If you’re a Nyanzipithecus alesi climbing in the branches looking for some juicy hanging fruit, and out of the corner of your eye you think you spot a shadow that might be a leopard and you leap to the next tree and it turns out there is no leapord, well, you haven’t lost that much, assuming you’re good at leaping and didn’t have much risk of a fall.
But if you ignore the shadow because it doesn’t look that much like a leopard but actually turns out to be one, well, you’ve just been Darwin-awarded out of the gene pool.
So we’re all programmed to see significance in shadows that are just shadows and dim shapes that are just dim shapes.
It’s what we are.
The whole purpose of education is to rise above your brute genetic programming. Some people never do.

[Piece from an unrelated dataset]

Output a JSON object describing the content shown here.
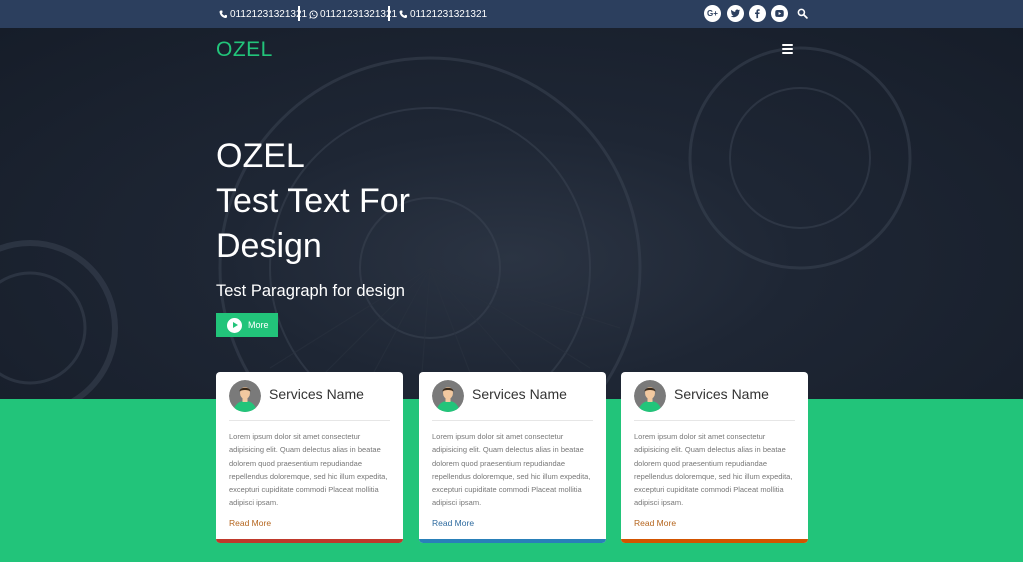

Great explanation. I never knew that was a theory about why we tend to see significance in what are really just random arrangements.
I'd also heard that the climbing in trees thing is why we sometimes awake with a start when just falling asleep. It's the "falling" thing, like dozing in a tree and you begin to slip.
No joke. When I’m hiking, I see distant rocks that look like animals and other shapes all the time. It’s also common to see patterns in rock walls. Sure enough, when I actually get there, it looks like something totally else (usually nothing remarkable at all). The human eye and brain are very easy to fool. The face on Mars only looks like that when the sun is hitting at a certain angle. I’ve seen pictures of the same region with the sun hitting at a different angle and it looks like just a bare patch of sand with some rocks strewn around. It’s sometimes fun to look at stuff like that out in nature and see what appears as long as you keep your perspective about it.
The power of suggestion by other people is powerful too.
I used to love listening to Art Bell and his stories and guests. Listen to a show about “Shadow People” until 2am, then head off to bed. Of course would always see some shadow disappear out of the corner of my eye!